I stand behind Jesus in order to surprise him, but somehow he already knows I’m there and far from sending me away or speaking harshly, he just simply turns and looks at me.
Now a lot of guys have looked at me in lots of different ways but never, never have I been looked at like this before.
His eyes look straight through me and straight into me. It’s like he can read and know everything I’ve ever done and most of it I am not proud of. Yet he continues with a look that is pure love. A gaze that knows and understands the past, and yet it has already been forgotten.
An invitation and a look of love that is so very different and so very powerful that it is irresistible and far from me seducing him, he has mesmerised me in a way that I have never known. He smiles … and that’s when my tears start.
By now everyone else in the room is silent and gawping at us. But I am not worried or embarrassed. Something else has begun here, something else is going on in a different dimension altogether and it’s like… there’s only me and him in the room. Everyone else is blacked out.
I fall to my knees and not knowing what I am doing or why, I empty some of the perfume on his feet and wipe it away with my hair. Embarrassed.
The titters go up around the room.
‘If Jesus knew who this was… and he calls himself a prophet. A man of God would never allow this to happen. Oh…the shame of it. There just aren’t any moral standards these days. Now in my synagogue, in my day … let me tell you’

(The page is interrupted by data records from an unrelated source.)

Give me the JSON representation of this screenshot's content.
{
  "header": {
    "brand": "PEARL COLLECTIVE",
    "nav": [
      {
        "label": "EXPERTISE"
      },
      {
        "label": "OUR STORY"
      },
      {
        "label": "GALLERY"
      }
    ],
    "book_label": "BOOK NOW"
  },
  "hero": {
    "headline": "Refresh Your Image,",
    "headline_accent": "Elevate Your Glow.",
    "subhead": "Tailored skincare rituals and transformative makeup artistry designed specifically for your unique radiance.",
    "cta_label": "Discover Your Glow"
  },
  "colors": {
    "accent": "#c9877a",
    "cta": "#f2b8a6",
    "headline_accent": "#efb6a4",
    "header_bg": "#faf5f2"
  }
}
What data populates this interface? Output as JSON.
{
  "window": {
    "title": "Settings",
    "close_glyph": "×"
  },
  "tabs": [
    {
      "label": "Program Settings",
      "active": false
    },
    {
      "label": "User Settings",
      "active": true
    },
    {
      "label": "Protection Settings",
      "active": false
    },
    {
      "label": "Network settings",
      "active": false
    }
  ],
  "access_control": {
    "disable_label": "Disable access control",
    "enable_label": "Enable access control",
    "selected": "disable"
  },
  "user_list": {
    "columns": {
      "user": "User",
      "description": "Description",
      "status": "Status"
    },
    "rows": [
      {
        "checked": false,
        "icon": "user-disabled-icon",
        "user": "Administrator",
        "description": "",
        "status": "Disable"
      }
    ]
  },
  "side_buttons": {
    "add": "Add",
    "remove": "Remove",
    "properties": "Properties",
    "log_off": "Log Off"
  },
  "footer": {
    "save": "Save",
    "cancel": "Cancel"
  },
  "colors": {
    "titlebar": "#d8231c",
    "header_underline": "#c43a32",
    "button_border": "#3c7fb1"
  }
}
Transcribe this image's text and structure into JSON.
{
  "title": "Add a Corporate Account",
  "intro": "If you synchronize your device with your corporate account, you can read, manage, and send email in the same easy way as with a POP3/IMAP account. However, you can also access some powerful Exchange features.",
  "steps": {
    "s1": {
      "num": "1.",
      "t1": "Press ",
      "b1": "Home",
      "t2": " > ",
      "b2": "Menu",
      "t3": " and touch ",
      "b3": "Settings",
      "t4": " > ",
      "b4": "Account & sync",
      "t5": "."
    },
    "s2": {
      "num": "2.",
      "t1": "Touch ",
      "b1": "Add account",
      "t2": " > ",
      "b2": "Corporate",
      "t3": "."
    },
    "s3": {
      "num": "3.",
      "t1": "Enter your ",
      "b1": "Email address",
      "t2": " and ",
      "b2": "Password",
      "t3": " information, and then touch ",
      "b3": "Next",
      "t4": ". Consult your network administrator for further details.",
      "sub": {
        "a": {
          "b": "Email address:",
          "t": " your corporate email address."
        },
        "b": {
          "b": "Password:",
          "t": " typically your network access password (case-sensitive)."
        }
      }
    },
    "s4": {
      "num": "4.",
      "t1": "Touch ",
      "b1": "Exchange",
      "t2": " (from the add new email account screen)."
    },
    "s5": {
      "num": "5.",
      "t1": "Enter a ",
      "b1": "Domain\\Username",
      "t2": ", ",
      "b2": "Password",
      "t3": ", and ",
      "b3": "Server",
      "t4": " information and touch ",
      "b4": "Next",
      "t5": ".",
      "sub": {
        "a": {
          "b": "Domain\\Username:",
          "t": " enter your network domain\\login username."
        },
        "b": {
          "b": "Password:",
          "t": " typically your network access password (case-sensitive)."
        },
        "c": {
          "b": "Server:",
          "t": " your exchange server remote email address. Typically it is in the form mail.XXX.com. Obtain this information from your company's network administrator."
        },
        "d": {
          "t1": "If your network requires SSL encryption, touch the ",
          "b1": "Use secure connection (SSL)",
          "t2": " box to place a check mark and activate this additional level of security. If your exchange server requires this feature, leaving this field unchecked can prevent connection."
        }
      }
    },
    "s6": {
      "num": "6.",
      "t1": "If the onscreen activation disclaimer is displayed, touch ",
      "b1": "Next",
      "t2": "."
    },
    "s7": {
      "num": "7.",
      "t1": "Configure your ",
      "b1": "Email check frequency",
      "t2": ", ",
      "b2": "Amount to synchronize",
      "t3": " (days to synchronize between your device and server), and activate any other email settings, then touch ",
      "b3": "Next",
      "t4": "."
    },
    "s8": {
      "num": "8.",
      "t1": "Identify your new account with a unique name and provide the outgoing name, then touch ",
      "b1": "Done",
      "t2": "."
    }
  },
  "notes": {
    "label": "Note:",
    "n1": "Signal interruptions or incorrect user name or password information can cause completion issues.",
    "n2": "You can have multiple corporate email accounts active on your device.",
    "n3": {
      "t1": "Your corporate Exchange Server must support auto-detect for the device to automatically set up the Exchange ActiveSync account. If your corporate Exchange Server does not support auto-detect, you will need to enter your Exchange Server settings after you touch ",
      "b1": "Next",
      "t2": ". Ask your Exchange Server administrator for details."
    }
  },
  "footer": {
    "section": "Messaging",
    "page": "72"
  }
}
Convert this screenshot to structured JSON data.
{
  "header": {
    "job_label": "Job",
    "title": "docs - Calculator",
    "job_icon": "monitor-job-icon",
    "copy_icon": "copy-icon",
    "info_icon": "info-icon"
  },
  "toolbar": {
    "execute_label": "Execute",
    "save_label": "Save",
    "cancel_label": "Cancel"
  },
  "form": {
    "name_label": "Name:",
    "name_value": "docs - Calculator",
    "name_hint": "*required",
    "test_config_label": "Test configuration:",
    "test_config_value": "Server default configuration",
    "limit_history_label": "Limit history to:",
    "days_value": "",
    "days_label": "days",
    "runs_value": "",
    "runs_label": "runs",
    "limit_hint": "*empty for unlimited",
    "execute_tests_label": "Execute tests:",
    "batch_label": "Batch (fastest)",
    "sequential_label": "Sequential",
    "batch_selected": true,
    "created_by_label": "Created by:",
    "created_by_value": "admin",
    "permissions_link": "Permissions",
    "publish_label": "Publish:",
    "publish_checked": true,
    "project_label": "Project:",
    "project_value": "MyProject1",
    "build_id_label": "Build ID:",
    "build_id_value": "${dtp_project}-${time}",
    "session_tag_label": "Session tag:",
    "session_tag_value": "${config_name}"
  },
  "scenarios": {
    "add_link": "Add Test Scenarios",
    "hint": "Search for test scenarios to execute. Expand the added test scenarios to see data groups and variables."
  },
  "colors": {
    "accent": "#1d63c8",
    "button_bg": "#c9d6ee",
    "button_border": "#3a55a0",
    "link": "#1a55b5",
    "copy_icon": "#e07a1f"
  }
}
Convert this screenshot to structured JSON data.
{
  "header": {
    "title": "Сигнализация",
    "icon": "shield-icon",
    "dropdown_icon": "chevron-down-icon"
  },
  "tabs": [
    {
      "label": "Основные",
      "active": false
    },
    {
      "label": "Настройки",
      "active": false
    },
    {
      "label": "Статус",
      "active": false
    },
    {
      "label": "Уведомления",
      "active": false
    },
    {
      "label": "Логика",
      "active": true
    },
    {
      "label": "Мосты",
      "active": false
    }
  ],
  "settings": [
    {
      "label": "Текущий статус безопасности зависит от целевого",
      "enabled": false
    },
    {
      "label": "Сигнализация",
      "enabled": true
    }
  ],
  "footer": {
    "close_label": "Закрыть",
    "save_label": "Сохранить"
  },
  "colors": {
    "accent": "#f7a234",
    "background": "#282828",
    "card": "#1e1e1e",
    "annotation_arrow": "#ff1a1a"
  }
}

“I can feel their scorn for me and Jesus. And it’s when the perfume is gone that Jesus tells Crispus off, but in such a gentle public way that Crispus has nowhere to go and nothing to say.
Then Jesus turns and looks at me with that look and tells me in such a confident way that the past is past and to go in peace. And so I do. So here I am Brutus. I have come straight from the party to you.”
I’m gobsmacked of course. Matilda has never told me anything about her personal life. It’s always been a business transaction pure and simple. Well, maybe not so pure, but there has never been any heartburn in the relationship. Nothing like this.
But something has shifted. Matilda has changed and I have changed. Maybe we have changed.
I have nothing to say. I mean, just what does a built like a brick temple, Roman soldier, say to such an outpouring? In soldier school they didn’t teach us anything about this touchy feely muck. They taught us how to run someone through with a sword. They taught us exactly where to hammer the nails through the hands and feet. Although they forgot to say how hard you have to hit the nails so they stay in the wood, especially when the crim thrashes around.
I’m thinking about all this when…
“Brutus… No-one has anyone ever known me like this carpenter. Ever. He understood me, knew my every flaw. And just for a few fleeting moments when he looked at me, everything was as it should be. It was amazing. But if it is so splendid and perfect … then why am I crying?”